Walking is a great way to maintain your professional attire without the sweat while spending less time on your rear end. You may even convince a co-worker to join!
4) Mind Your Portions
How many times do you leave a restaurant feeling so full that you can hardly fasten your belt? Restaurants love to fill your plate full of heaping piles of food. But bigger is not always better when it comes to portion sizes.
In fact, larger portion sizes have greatly contributed to the rising obesity epidemic.
Even if you are served an extra large portion of food, remember that you don’t have to eat it all at once. If you’re out to eat, ask your server to bring a carry-out box along with your meal and divide your food in half before you have a chance to dig in.

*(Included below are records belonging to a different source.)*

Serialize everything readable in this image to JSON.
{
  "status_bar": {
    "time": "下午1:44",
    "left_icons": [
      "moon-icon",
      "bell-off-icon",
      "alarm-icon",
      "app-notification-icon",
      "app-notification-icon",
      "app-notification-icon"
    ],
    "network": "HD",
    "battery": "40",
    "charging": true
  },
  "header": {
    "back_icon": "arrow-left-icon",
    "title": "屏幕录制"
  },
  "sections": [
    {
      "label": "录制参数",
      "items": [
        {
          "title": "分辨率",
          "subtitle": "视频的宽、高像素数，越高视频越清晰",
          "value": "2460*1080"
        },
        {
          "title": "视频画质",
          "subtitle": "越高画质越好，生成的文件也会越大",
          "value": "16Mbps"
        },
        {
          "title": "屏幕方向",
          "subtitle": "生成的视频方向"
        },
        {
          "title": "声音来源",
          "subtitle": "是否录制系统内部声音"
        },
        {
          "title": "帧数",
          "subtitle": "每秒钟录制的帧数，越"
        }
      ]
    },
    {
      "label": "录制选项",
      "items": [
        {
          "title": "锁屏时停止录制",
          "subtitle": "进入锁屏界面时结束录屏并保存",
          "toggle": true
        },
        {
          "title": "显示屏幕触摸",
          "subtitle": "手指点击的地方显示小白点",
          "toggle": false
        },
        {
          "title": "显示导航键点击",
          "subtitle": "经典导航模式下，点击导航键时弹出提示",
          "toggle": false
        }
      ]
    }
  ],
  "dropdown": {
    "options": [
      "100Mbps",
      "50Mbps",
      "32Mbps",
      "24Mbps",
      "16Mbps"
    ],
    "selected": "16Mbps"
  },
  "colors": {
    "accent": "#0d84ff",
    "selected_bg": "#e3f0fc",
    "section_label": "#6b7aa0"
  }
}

Practice good portioning at home by following these easy guidelines:
- A portion of meat should be 3-4 ounces or a deck of cards
- One teaspoon of butter is the size of a thumbnail
- One to two tablespoons of salad dressing is the size of a thumb
- One cup of vegetables and one medium sized fruit are the size of a fist
- One half of a cup of grains is the size of a cupped hand
5) Find Ways to Let it Go
Stress can do a number of things to your health and none of them are good. Research shows that stress has been associated with depression and anxiety. Chronic stress may also cause inflammation, high blood pressure, upper respiratory diseases, and cardiovascular problems.
This year, try to concentrate on letting the little things go. This might be as simple as taking a few deep breaths before going into work each day or writing down your thoughts when you start feeling anxious. The sooner you learn how to let go of negative feelings, the better you will feel.